"I've been speechless," said Holland's wife, Anne Holland Bateman, of Walla Walla, Wash. "It has been 21 years. I never thought we would know what happened."
The hikers discovered Holland's remains on Aug. 15 in Jasper National Park in Alberta, officials said.
"He was fully intact," said Garth Lemke, a public safety specialist with Parks Canada. "He still had his pack on. His clothes were tattered but in reasonable condition."
Lemke added: "We have had cases where pieces of climbing equipment that may or may not have been related to serious accidents have melted out of glaciers and they amount to be clues in other potential missing-person cases. But this is definitely the first time we have had a full intact person discovered in a place like that."
Holland, a 39-year-old geologist from Gorham, Maine, climbed the summit of the Snow Dome Mountain in April 1989. While Holland was at the top of Snow Dome, the wind picked up and conditions worsened. While battling blowing snow and whiteout conditions, Holland glanced over the edge of a cliff face, in an effort to locate a route of descent.
"As he approached the edge, the drift broke free and he fell about 1,500 feet," Lemke said.
Holland's climbing partner, Chris Dube, watched helplessly as his friend vanished over the edge. Rather than climb back down alone, Dube waited for another group of climbers to reach the summit. When the climbers arrived on the scene a few hours later, the group made their way back down together, but not without a struggle.
Conditions had continued to deteriorate and as they made their way down one of the men fell into a crevice and dislocated his shoulder. After rescuing the man, the group arrived back at camp well after nightfall. It was only then that they could alert the authorities to Holland's accident.
A search and rescue mission was launched, but rescuers were unable to locate any sign of Holland. At dusk the next day, they were going to deploy more search teams, but when they returned to the site they found a snow and ice avalanche had covered the whole area.
"The rescue leadership at that time said it was unreasonable to put searchers in, so they suspended the search," Lemke said.
Holland's body remained on the glacier and, over the past two decades, moved with it more than a half-mile from the site of his fall.
Lemke says he believes a contributing factor to the discovery of Holland's remains is the amount of snow and ice that has melted since he disappeared, something Lemke says has been occurring faster in the past few years. As a result, it is possible that similar finds could be made.
"I [have been] here the last 16 years and we have one other [missing person] in that general area," Lemke said. "Some files dating back to the 1970s point to one or two other [cases], but we have not really confirmed that far back."

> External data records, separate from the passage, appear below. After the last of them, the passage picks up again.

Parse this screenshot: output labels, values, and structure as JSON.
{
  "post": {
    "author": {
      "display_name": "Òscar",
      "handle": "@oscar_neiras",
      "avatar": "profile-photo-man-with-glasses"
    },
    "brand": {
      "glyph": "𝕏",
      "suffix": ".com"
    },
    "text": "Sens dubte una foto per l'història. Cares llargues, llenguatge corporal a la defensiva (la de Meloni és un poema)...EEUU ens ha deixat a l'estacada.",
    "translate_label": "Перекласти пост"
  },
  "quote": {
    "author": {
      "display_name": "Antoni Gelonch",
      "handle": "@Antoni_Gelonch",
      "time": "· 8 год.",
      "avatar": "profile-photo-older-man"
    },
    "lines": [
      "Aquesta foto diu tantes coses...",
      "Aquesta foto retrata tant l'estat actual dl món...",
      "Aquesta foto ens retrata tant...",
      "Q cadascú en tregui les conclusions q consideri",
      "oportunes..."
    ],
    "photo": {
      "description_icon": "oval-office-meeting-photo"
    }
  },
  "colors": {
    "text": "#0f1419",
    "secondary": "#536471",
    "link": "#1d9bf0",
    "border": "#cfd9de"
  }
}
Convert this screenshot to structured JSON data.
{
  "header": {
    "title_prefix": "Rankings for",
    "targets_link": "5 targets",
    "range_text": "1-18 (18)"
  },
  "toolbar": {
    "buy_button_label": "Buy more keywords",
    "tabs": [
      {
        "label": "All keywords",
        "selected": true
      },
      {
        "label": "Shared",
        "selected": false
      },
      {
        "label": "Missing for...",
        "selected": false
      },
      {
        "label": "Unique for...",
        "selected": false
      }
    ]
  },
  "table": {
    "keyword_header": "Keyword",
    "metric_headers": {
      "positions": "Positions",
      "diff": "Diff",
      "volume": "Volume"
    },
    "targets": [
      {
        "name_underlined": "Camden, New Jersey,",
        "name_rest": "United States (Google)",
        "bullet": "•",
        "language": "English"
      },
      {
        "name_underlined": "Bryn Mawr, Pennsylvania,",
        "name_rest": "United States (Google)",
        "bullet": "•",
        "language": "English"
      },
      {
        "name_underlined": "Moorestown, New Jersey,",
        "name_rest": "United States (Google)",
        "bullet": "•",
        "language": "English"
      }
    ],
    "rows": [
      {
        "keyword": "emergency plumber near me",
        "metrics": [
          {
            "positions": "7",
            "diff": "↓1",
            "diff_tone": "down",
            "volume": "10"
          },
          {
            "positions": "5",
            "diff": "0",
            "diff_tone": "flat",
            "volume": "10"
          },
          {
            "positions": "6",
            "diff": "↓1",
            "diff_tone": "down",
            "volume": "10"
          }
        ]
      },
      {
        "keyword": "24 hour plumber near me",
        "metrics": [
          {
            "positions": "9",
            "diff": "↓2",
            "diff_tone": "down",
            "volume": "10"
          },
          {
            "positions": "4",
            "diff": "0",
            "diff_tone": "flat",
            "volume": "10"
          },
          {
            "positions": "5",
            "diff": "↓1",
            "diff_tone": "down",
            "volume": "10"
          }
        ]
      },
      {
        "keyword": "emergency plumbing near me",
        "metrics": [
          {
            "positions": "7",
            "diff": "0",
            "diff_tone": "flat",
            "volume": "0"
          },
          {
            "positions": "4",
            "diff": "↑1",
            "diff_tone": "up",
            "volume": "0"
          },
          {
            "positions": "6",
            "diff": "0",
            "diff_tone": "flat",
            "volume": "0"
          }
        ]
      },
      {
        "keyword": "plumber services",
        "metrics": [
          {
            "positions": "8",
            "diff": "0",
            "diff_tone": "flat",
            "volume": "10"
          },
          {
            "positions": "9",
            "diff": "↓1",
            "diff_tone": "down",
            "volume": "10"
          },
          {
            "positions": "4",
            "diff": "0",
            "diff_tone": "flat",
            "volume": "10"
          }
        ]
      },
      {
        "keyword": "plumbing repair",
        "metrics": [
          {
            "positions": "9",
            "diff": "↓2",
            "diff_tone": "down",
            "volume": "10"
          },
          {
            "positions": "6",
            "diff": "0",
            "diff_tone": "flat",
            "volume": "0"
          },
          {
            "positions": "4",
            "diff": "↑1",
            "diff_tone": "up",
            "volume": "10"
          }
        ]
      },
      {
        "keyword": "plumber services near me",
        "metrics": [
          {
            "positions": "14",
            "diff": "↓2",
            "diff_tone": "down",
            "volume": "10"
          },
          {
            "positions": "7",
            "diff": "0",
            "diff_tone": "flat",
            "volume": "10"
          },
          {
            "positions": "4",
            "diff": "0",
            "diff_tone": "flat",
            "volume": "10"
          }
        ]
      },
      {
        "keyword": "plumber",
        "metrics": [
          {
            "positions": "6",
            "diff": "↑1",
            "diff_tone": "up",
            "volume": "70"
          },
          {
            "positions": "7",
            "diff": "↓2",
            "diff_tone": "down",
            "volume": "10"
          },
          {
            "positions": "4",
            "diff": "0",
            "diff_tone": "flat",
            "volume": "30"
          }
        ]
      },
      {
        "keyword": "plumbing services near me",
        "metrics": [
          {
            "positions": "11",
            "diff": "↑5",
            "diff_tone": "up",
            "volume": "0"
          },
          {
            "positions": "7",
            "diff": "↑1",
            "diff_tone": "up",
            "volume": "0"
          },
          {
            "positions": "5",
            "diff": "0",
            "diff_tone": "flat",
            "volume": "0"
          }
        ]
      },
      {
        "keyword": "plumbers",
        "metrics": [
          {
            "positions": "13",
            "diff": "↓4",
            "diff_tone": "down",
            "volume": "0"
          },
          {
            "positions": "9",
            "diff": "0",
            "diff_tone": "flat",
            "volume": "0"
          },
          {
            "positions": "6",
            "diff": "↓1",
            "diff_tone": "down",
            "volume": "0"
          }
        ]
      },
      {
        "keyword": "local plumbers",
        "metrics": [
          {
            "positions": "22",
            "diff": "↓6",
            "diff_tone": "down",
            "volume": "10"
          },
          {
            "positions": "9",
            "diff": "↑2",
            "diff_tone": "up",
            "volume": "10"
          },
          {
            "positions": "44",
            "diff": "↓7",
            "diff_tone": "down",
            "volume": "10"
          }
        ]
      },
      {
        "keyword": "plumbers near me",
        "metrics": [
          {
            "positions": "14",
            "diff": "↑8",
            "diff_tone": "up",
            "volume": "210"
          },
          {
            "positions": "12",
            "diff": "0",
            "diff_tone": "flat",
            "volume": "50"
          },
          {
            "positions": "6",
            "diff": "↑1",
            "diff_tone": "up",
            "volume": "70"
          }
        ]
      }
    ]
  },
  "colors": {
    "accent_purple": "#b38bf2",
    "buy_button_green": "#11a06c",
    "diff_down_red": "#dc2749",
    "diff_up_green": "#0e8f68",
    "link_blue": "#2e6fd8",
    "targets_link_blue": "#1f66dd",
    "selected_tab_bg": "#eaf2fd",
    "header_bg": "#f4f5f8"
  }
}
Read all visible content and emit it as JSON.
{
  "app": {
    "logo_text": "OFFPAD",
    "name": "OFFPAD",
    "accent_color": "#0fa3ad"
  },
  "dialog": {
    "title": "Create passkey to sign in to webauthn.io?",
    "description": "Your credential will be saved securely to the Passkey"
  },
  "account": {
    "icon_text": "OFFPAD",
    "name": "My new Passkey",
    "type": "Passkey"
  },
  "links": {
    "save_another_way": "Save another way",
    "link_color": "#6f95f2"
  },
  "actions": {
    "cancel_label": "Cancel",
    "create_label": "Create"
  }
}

Now, 21 years later, Holland's body has been recovered and positively identified using dental records.
"So many things about him were pretty incredible," Bateman said. "One of his passions was music -- he played the guitar -- and his other was mountain climbing."
Bateman said her late husband was an avid climber who had ascended Mount McKinley in Alaska, the highest and deadliest mountain peak in North America, which has claimed the lives of nearly 100 mountaineers.
The couple's daughter, Laurel Holland, said that at the time of his death, her dad was planning to climb Ama Dablam in Nepal. According to SummitPost.org, the mountain is considered one of the "most impressive" in the world.
Bateman says she and Laurel will take possession of Holland's remains within the next few weeks. They plan to have the body cremated and will most likely spread the ashes in Canada.
"His favorite place was Paradise Valley, near Lake Louise," Bateman said. "We had a service for him there the summer after he died."
Bateman said she is trying to locate Dube, her late husband's climbing partner, so she can give him the news of the discovery.
"We're trying to get ahold of him," she said. "Last we knew he lived in Massachusetts."
Meanwhile, the discovery has allowed Bateman and her daughter to close a very painful chapter in their lives.
"On the day of the accident, Bill had skied [to the base of the glacier]," Bateman said. "The odd thing is that his skis were never found. We always wondered if he was out there someplace. It was such a remote possibility, but Laurel was only 5 or 6 when he died and it was something she hung onto. Well, now we know for sure."